The Joint Committee on Human Rights expressed ‘grave concerns for access to justice, the rule of law, and enforcement of human rights in the UK’, in a detailed report published this week, Enforcing human rights. They warned that large areas of the country have become ‘legal aid deserts’ as lawyers can no longer afford to provide these services to clients.
The committee, chaired by Harriet Harman MP, concludes that reductions to legal aid and reforms to the system have resulted in a situation where many people find it ‘simply unaffordable’ to enforce their human rights.
The government is currently reviewing LASPO (the Legal Aid, Sentencing and Punishment of Offenders Act 2012), which cut legal aid from large areas of civil and family law in April 2013.
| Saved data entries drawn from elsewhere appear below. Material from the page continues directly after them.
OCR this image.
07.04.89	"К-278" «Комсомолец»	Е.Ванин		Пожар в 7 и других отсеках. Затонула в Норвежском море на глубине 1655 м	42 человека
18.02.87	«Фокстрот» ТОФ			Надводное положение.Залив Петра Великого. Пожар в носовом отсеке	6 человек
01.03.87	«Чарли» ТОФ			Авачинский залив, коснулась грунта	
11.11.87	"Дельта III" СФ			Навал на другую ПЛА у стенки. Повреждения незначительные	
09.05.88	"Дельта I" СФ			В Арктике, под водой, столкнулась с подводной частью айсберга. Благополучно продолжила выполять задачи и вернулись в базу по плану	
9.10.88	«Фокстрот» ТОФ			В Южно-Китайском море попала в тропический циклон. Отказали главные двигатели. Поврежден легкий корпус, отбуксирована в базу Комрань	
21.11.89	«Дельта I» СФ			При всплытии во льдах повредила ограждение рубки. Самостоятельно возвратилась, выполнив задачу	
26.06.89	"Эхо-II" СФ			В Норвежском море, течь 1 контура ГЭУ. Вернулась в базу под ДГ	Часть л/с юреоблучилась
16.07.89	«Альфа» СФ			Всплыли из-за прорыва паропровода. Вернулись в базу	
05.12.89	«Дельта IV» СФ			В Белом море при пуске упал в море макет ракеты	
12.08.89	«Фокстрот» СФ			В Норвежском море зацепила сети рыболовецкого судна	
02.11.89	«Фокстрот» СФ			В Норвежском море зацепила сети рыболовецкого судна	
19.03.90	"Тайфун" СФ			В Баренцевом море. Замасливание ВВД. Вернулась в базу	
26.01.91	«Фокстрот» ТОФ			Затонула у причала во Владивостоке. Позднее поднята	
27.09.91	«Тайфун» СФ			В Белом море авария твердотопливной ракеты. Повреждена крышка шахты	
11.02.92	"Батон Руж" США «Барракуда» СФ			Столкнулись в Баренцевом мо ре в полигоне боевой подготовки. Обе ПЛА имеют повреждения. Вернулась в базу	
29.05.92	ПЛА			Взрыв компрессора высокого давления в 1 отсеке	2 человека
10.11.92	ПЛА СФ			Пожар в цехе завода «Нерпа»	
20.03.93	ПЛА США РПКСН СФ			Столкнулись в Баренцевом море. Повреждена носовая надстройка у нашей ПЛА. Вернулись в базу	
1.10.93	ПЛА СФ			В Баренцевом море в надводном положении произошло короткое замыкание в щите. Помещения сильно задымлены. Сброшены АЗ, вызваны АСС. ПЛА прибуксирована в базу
The committee recommended that a review of the ‘broader landscape of legal advice and support’ urgently be taken, and that the financial eligibility criteria for legal aid be reconsidered and brought in line with the criteria for welfare benefits. It noted that the criteria has become more restrictive since LASPO.
It called for more legal support for families at inquests, and for urgent reform of the Exceptional Case Funding Scheme which funds only a few hundred cases rather than the 7,000 per year it was expected to support.
Other recommendations included that a statutory duty to uphold the independence of the judiciary be incorporated into the Ministerial Code; and that the Equality and Human Rights Commission be able to take human rights cases as well as equality cases.
Harman said: ‘For rights to be effective they have to be capable of being enforced.’